- Khudirampur Location in the Andaman and Nicobar Islands Khudirampur Khudirampur (India)
- Coordinates: 13°14′10″N 92°57′58″E﻿ / ﻿13.2361°N 92.966°E
- Country: India
- Union Territory: Andaman and Nicobar Islands
- District: North and Middle Andaman
- Subdistrict: Diglipur

Population (2011)
- • Total: 1,328
- Time zone: UTC+05:30 (IST)

= Khudirampur =

Khudirampur is a village in Diglipur, North Andaman Islands.

== History ==
The village is named after Khudiram Bose. A statue of Khudiram Bose stands in the village.

== Geography ==

Landmarks include Saddle Peak, the highest peak in Andaman and Nicobar Islands (732 meters) and the Kalpong River.

The largest river that flows through Khudirampur is Kalpong River.

== Demography ==

The Khudirampur village has population of 64 of which 33 are males while 31 are females in 18 households.

Children with age 0-6 number 9, 14.06% of the total. The Average Sex Ratio of Khudirampur village is 939, which is higher than Andaman and Nicobar Islands state average of 876. Child Sex Ratio for the Khudirampur as per census is 1250, higher than Andaman and Nicobar Islands average of 968.

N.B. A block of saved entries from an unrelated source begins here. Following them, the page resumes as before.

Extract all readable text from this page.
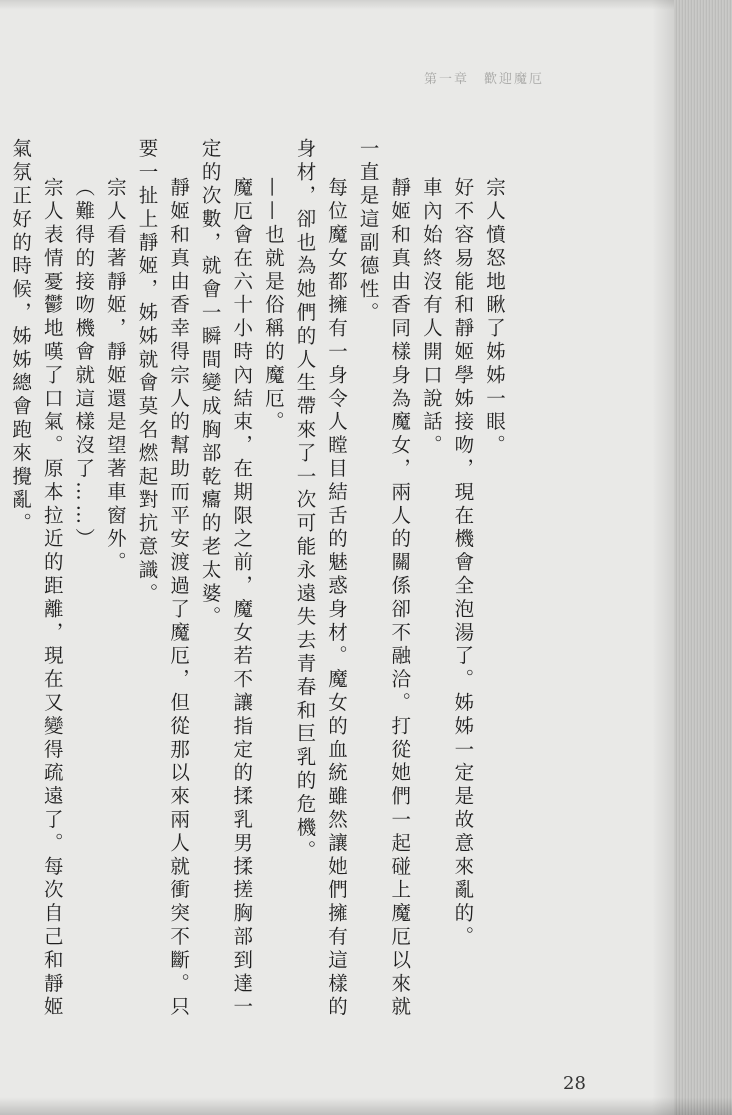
第一章　歡迎魔厄

宗人憤怒地瞅了姊姊一眼。

好不容易能和靜姬學姊接吻，現在機會全泡湯了。姊姊一定是故意來亂的。

車內始終沒有人開口說話。

靜姬和真由香同樣身為魔女，兩人的關係卻不融洽。打從她們一起碰上魔厄以來就一直是這副德性。

每位魔女都擁有一身令人瞠目結舌的魅惑身材。魔女的血統雖然讓她們擁有這樣的身材，卻也為她們的人生帶來了一次可能永遠失去青春和巨乳的危機。

——也就是俗稱的魔厄。

魔厄會在六十小時內結束，在期限之前，魔女若不讓指定的揉乳男揉搓胸部到達一定的次數，就會一瞬間變成胸部乾癟的老太婆。

靜姬和真由香幸得宗人的幫助而平安渡過了魔厄，但從那以來兩人就衝突不斷。只要一扯上靜姬，姊姊就會莫名燃起對抗意識。

宗人看著靜姬，靜姬還是望著車窗外。

（難得的接吻機會就這樣沒了……）

宗人表情憂鬱地嘆了口氣。原本拉近的距離，現在又變得疏遠了。每次自己和靜姬氣氛正好的時候，姊姊總會跑來攪亂。

28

Khudirampur village has a lower literacy rate than Andaman and Nicobar Islands. In 2011, the literacy rate of 69.09% compared to 86.63% of Andaman and Nicobar Islands. In Khudirampur Male literacy stands at 86.21% while female literacy rate was 50.00%.

== Governance ==

Khudirampur village is administrated by an elected Sarpanch (Head of Village).